D. equally likely to produce about 50% heads and
50% tails.
11-2
Organisms that have two different alleles for a
particular trait are said to be
A. hybrid.
B. heterozygous.
C. homozygous.
D. recessive.
11-2
Two F1 plants that are homozygous for shortness
are crossed. What percentage of the offspring
will be tall?
A. 100%
B. 50%
C. 0%
D. 25%
11-2
The Punnett square allows you to predict
A. only the phenotypes of the offspring from a
cross.
B. only the genotypes of the offspring from a cross.
C. both the genotypes and the phenotypes from a
cross.
D. neither the genotypes nor the phenotypes from a
cross.
11–3
In a cross involving two pea plant traits, observation of
a 9 : 3 : 3 : 1 ratio in the F2 generation is evidence
for
A. the two traits being inherited together.
B. an outcome that depends on the sex of the parent
plants.
C. the two traits being inherited independently of
each other.
D. multiple genes being responsible for each trait.
11–3
Traits controlled by two or more genes are called
A. multiple-allele traits.
B. polygenic traits.
C. codominant traits.
D. hybrid traits.
11–3
In four o'clock flowers, the alleles for red flowers
and white flowers show incomplete dominance.
Heterozygous four o'clock plants have
A. pink flowers.
B. white flowers.
C. half white flowers and half red flowers.
D. red flowers.
11–3
A white male horse and a tan female horse
produce an offspring that has large areas of
white coat and large areas of tan coat. This is
an example of
A. incomplete dominance.
B. multiple alleles.
C. codominance.
D. a polygenic trait.
11–3
Mendel's principles apply to
A. pea plants only.
B. fruit flies only.
C. all organisms.
D. only plants and animals.
11-4
If the body cells of humans contain 46
chromosomes, a single sperm cell should have
A. 46 chromosomes.
B. 23 chromosomes.
C. 92 chromosomes.
D. between 23 and 46 chromosomes.
11-4
During meiosis, the number of chromosomes per
cell is cut in half through the separation of
A. daughter cells.
B. homologous chromosomes.
C. gametes.
D. chromatids.
11-4
The formation of a tetrad occurs during
A. anaphase I.
B. metaphase II.
C. prophase I.
D. prophase II.
11-4
In many female animals, meiosis results in the
production of
A. only 1 egg.
B. 1 egg and 3 polar bodies.
C. 4 eggs.
D. 1 egg and 2 polar bodies.
11-4
Compared to egg cells formed during meiosis,
daughter cells formed during mitosis are
A. genetically different, while eggs are genetically
identical.
B. genetically different, just as egg cells are.
C. genetically identical, just as egg cells are.

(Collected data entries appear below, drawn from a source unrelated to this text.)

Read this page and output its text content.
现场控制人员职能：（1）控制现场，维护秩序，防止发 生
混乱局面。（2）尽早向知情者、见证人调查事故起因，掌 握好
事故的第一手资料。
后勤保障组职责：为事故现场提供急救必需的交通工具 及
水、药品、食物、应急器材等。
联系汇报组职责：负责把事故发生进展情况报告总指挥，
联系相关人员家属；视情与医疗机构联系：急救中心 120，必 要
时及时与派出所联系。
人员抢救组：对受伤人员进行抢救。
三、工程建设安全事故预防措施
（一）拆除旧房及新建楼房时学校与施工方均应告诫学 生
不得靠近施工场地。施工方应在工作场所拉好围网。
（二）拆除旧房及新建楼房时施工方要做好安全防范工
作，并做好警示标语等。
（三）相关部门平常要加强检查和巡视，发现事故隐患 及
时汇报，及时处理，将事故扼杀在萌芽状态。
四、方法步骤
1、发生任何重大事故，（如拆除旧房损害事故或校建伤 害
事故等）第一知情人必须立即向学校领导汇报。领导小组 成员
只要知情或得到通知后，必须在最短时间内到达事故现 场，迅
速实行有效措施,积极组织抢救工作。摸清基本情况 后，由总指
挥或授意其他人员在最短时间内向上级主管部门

D. genetically identical, while egg cells are
genetically different.
11-5
According to Mendel's principle of independent
assortment, the factors that assort independently
are the
A. genes.
B. chromosomes.
C. chromatids.
D. gametes.
11-5
A chromosome is actually a group of
A. independent genes.
B. linkage groups.
C. crossed-over genes.
D. linked genes.
11-5
Thomas H. Morgan is credited with the discovery
of the principle of
A. segregation.
B. independent assortment.
C. gene linkage.
D. dominance.
11-5
Linkage maps can be produced because the farther
apart two genes are on a chromosome,
A. the less likely they are to assort independently.

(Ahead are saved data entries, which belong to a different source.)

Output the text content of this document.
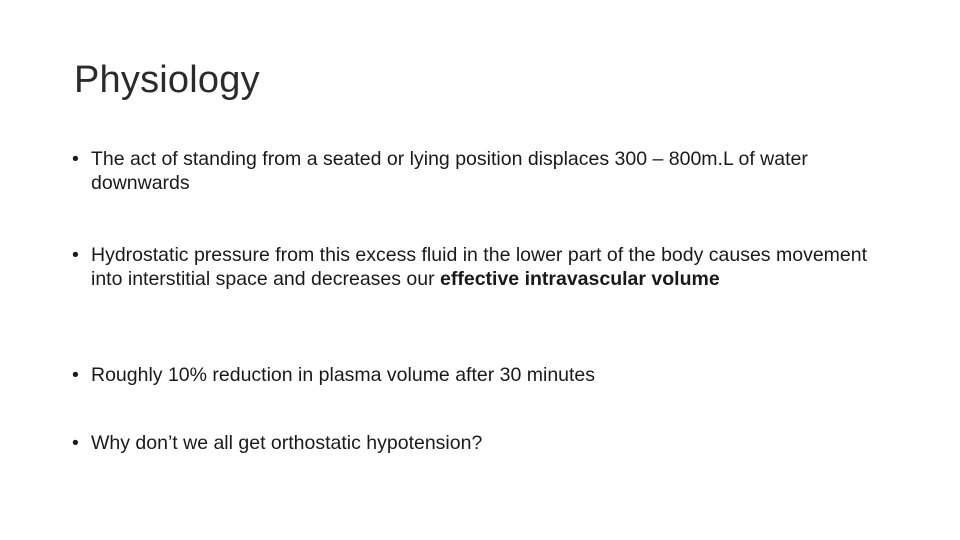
Physiology
• The act of standing from a seated or lying position displaces 300 – 800m.L of water downwards
• Hydrostatic pressure from this excess fluid in the lower part of the body causes movement into interstitial space and decreases our effective intravascular volume
• Roughly 10% reduction in plasma volume after 30 minutes
• Why don’t we all get orthostatic hypotension?
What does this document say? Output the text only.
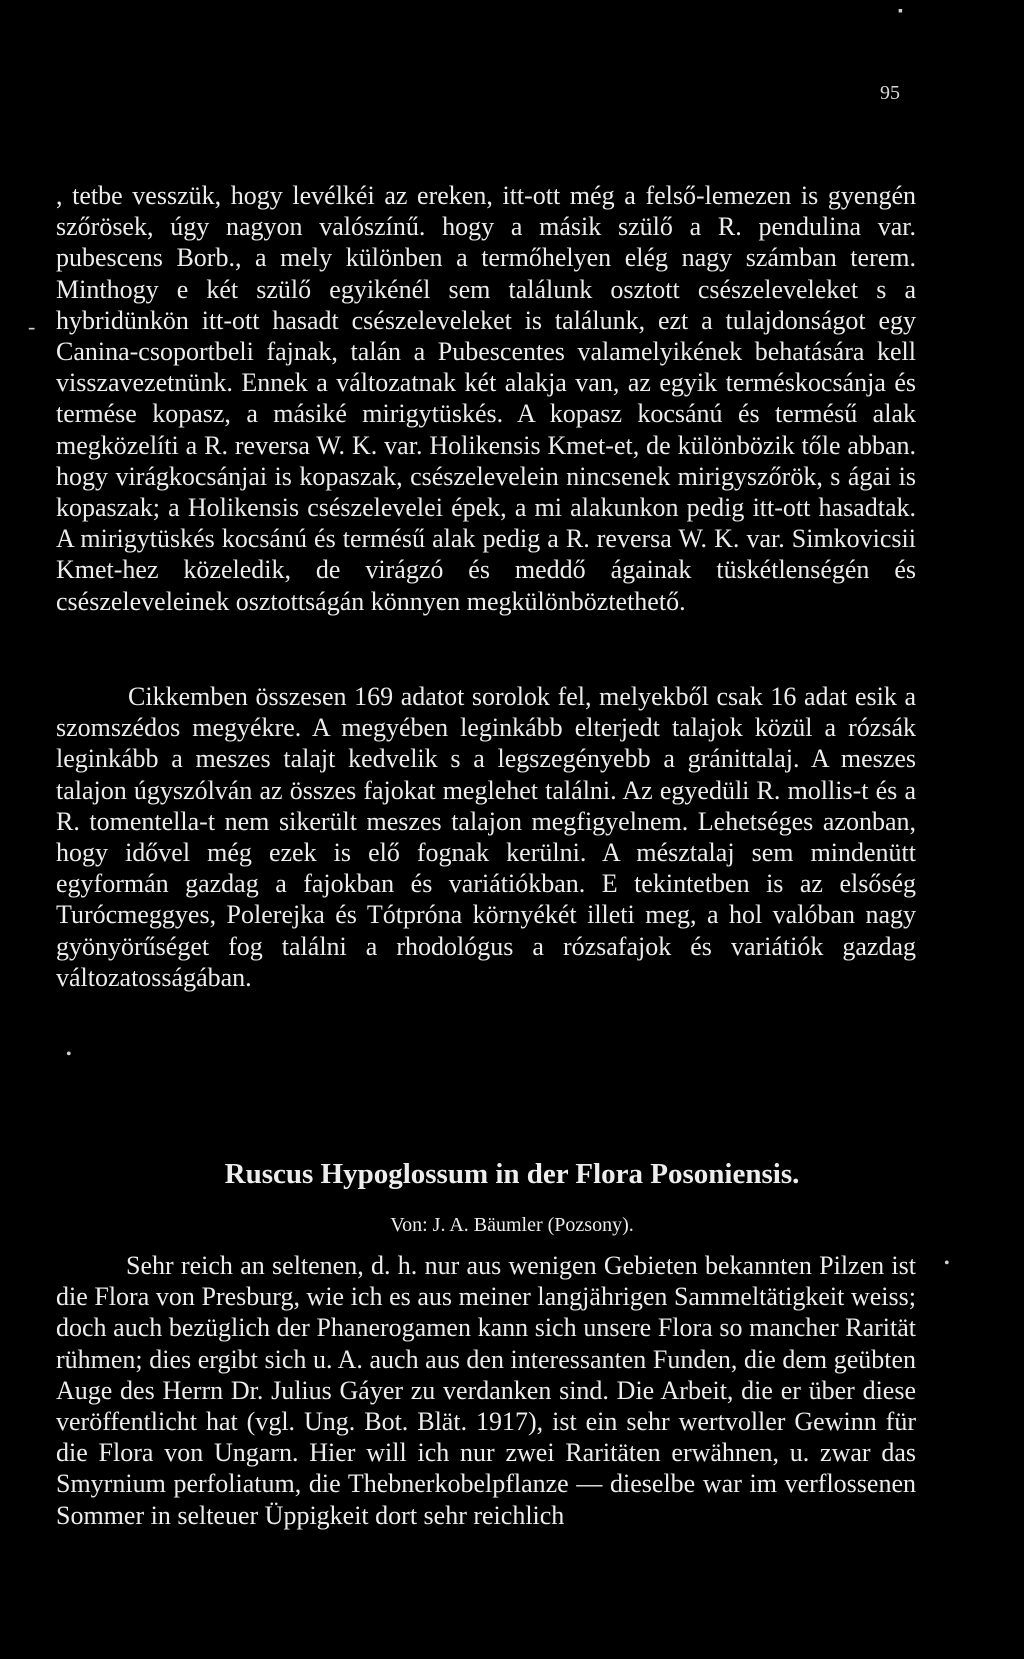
95
▪
-
•
•

, tetbe vesszük, hogy levélkéi az ereken, itt-ott még a felső-lemezen is gyengén szőrösek, úgy nagyon valószínű. hogy a másik szülő a R. pendulina var. pubescens Borb., a mely különben a termőhelyen elég nagy számban terem. Minthogy e két szülő egyikénél sem találunk osztott csészeleveleket s a hybridünkön itt-ott hasadt csészeleveleket is találunk, ezt a tulajdonságot egy Canina-csoportbeli fajnak, talán a Pubescentes valamelyikének behatására kell visszavezetnünk. Ennek a változatnak két alakja van, az egyik terméskocsánja és termése kopasz, a másiké mirigytüskés. A kopasz kocsánú és termésű alak megközelíti a R. reversa W. K. var. Holikensis Kmet-et, de különbözik tőle abban. hogy virágkocsánjai is kopaszak, csészelevelein nincsenek mirigyszőrök, s ágai is kopaszak; a Holikensis csészelevelei épek, a mi alakunkon pedig itt-ott hasadtak. A mirigytüskés kocsánú és termésű alak pedig a R. reversa W. K. var. Simkovicsii Kmet-hez közeledik, de virágzó és meddő ágainak tüskétlenségén és csészeleveleinek osztottságán könnyen megkülönböztethető.

Cikkemben összesen 169 adatot sorolok fel, melyekből csak 16 adat esik a szomszédos megyékre. A megyében leginkább elterjedt talajok közül a rózsák leginkább a meszes talajt kedvelik s a legszegényebb a gránittalaj. A meszes talajon úgyszólván az összes fajokat meglehet találni. Az egyedüli R. mollis-t és a R. tomentella-t nem sikerült meszes talajon megfigyelnem. Lehetséges azonban, hogy idővel még ezek is elő fognak kerülni. A mésztalaj sem mindenütt egyformán gazdag a fajokban és variátiókban. E tekintetben is az elsőség Turócmeggyes, Polerejka és Tótpróna környékét illeti meg, a hol valóban nagy gyönyörűséget fog találni a rhodológus a rózsafajok és variátiók gazdag változatosságában.

Ruscus Hypoglossum in der Flora Posoniensis.

Von: J. A. Bäumler (Pozsony).

Sehr reich an seltenen, d. h. nur aus wenigen Gebieten bekannten Pilzen ist die Flora von Presburg, wie ich es aus meiner langjährigen Sammeltätigkeit weiss; doch auch bezüglich der Phanerogamen kann sich unsere Flora so mancher Rarität rühmen; dies ergibt sich u. A. auch aus den interessanten Funden, die dem geübten Auge des Herrn Dr. Julius Gáyer zu verdanken sind. Die Arbeit, die er über diese veröffentlicht hat (vgl. Ung. Bot. Blät. 1917), ist ein sehr wertvoller Gewinn für die Flora von Ungarn. Hier will ich nur zwei Raritäten erwähnen, u. zwar das Smyrnium perfoliatum, die Thebnerkobelpflanze — dieselbe war im verflossenen Sommer in selteuer Üppigkeit dort sehr reichlich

B. the more likely they are to be linked.
C. the more likely they are to be separated by a
crossover.
D. the less likely they are to be separated by a
crossover.
11-5
If two genes are close together on the same
chromosome, they are more likely to
A. behave as though they are linked.
B. behave independently.
C. move to different chromosomes.
D. belong to different linkage groups.
Dihybrid Cross
• Parents are heterozygous for both traits.
• Trait- Flower color –Purple dominant over white
•
Height- Tall dominant over short
• List parents, gamete combos, Punnett Square and
Phenotypes with ratios or fractions.